I was raised in Cardiff in a Welsh-speaking family. I wanted to study physics until I realised that it did not allow me to analyse that in which I was really interested: people. From 2018-2021 I completed an English degree at Clare College, Cambridge, graduating with two university prizes. Whilst at Cambridge, I focused on the Medieval period, borrowing papers in Old English and Medieval Welsh, and taking advantage of the faculty’s language provision to also learn Latin. I love studying the Medieval period because its foreignness constantly makes me reconsider elements of the world which I would otherwise take for granted, whether through the discovery of a new etymology or through a slightly different way of constructing race.

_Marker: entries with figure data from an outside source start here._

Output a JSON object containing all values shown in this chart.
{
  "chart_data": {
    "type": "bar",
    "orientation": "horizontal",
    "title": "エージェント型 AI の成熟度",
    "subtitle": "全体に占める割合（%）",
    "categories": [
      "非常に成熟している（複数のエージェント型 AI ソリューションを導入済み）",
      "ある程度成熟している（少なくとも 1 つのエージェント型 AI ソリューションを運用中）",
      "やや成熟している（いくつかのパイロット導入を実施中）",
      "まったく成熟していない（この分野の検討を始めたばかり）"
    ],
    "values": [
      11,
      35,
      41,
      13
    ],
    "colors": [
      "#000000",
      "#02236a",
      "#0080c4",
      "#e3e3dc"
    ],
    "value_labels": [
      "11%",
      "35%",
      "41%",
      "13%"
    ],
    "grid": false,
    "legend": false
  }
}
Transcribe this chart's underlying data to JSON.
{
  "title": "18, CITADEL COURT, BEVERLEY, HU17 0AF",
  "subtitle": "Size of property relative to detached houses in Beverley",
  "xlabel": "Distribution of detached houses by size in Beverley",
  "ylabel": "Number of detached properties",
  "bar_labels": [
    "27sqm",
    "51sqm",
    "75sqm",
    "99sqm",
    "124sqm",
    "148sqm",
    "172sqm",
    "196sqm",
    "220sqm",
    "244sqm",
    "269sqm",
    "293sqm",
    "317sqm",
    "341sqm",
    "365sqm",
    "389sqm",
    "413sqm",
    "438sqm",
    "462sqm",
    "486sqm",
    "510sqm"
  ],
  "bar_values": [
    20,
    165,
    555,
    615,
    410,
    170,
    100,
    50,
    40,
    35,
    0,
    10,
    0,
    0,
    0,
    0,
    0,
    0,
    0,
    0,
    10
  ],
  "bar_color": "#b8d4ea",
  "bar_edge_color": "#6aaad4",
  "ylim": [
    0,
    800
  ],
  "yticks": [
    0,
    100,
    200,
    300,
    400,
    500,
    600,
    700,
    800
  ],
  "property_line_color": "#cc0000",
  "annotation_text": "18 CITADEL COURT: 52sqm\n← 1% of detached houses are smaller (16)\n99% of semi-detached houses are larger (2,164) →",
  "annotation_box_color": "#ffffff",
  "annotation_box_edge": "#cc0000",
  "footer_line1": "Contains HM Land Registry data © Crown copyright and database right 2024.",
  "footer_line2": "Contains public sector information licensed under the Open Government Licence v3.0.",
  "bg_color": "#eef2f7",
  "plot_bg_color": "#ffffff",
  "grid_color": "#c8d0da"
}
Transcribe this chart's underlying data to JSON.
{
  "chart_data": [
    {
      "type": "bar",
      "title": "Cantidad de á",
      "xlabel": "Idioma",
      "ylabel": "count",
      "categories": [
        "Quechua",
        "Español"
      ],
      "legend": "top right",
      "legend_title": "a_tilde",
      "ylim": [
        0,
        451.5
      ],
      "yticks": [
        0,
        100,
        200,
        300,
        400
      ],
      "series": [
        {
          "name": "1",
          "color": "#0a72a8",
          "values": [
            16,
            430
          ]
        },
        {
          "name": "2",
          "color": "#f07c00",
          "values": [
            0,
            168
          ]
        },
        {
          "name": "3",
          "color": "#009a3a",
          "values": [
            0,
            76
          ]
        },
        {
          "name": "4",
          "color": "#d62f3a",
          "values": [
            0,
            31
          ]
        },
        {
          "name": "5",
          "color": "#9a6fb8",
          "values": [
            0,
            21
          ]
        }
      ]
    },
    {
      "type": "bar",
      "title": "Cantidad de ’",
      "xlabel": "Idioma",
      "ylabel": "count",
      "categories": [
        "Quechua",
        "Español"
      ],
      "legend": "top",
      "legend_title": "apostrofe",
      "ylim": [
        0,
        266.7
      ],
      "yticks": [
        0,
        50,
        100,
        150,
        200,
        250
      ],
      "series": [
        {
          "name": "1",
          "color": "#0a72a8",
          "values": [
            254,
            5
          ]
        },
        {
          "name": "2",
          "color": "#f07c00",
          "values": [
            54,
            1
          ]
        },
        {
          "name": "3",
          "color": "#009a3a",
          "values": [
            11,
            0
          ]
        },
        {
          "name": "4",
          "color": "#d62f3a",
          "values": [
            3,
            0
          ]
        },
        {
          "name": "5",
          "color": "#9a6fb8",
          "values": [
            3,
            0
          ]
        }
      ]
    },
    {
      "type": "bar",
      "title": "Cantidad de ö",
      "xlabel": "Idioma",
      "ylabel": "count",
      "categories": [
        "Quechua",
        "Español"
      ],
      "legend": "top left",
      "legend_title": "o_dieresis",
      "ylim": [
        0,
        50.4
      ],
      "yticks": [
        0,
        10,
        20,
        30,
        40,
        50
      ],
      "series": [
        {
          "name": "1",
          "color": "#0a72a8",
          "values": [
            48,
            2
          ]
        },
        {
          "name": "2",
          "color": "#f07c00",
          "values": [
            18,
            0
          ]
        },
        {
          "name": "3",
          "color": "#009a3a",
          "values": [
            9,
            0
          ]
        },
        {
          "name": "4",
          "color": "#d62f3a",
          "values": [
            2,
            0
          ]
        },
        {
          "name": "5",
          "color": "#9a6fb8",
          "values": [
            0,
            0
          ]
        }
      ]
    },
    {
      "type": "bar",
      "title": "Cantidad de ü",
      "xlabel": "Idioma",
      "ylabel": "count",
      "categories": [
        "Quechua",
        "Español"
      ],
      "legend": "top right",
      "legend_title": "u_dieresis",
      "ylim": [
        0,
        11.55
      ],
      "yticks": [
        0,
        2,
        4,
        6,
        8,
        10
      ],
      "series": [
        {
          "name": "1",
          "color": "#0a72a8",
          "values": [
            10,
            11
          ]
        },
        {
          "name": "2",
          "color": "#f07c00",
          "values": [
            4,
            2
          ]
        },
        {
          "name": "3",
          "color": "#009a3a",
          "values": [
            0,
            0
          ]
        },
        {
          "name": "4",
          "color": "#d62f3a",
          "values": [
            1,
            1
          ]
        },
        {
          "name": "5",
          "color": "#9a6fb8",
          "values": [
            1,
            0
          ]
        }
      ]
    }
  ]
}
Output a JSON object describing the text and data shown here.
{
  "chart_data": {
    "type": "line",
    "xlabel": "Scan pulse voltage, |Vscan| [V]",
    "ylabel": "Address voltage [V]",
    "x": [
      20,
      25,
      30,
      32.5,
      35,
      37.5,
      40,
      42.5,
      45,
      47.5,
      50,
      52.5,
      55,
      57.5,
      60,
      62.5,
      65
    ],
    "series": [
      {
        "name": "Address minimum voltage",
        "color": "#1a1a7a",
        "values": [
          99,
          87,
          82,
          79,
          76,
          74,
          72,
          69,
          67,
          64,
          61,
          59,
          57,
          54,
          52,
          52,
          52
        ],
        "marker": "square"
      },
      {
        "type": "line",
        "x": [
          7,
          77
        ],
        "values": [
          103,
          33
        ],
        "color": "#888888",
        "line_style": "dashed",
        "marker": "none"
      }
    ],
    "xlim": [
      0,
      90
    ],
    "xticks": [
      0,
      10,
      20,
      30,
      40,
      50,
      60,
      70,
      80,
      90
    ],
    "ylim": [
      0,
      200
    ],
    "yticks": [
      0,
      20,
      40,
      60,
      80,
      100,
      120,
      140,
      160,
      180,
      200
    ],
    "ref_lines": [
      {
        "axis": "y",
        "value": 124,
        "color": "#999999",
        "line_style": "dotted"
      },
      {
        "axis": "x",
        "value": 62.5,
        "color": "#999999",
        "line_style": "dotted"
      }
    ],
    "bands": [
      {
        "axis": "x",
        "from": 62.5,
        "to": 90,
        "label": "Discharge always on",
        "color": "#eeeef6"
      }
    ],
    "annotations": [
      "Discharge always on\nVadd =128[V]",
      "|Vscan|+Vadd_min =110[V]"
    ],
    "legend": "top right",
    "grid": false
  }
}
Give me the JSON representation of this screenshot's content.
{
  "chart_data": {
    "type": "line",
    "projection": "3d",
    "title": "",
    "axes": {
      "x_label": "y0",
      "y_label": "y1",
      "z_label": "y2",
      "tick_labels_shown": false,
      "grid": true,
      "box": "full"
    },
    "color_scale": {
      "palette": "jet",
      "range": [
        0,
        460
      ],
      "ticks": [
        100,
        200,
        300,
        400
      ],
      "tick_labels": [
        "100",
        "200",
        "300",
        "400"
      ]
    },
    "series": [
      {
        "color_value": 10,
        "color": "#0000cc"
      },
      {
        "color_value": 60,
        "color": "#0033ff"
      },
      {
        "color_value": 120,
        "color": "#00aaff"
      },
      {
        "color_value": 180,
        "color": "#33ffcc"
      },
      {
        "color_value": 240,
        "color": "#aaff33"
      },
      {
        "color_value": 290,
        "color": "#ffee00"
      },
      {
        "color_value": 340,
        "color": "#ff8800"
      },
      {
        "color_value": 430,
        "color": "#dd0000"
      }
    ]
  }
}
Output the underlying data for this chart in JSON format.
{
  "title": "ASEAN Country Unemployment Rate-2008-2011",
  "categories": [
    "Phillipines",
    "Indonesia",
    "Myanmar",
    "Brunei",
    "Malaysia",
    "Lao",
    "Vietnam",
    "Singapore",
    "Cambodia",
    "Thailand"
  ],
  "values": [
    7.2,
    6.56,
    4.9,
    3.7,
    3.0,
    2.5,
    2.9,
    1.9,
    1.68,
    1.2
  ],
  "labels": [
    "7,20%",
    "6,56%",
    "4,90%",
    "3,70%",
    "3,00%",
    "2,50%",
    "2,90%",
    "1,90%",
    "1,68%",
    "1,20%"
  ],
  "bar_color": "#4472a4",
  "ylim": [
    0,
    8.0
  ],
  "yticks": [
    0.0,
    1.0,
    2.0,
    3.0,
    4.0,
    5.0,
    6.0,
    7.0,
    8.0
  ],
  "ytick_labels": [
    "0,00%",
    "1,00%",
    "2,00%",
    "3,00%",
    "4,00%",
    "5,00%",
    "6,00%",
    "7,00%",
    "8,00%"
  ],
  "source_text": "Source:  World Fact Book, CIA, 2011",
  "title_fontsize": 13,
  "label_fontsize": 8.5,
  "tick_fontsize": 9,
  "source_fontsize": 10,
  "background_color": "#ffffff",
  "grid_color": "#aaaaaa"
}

The MSt in Medieval Studies will allow me to continue working across languages and disciplines; I’m taking advantage of the course’s breadth to study medieval German (before beginning my first degree, I took a year out to work in Austria), a subject I could not stretch my undergraduate course to contain. My MSt thesis will look at how cultures of theologically-driven silence caused definitions of speech to warp and change during the High Middle Ages. The treatment of enforced silence as a way of regulating how the self was performed was predicated on a belief that the tongue is the locus of speech and thus of sin; monks who gossiped through sign language challenged this view, triggering a reconsideration of the nature both of language and self-expression. This fluid intellectual climate underpins two key areas of interest for me: book production and the understanding of disability. Those copying manuscripts began to see their work as a substitute for speech, whilst a shift of focus away from vocal expression created an environment in which deafness and muteness were often seen as unremarkable.
I am looking forward to joining the Ertegun community and learning from the other scholars, and am so grateful to be supported in studying a subject I love for another year.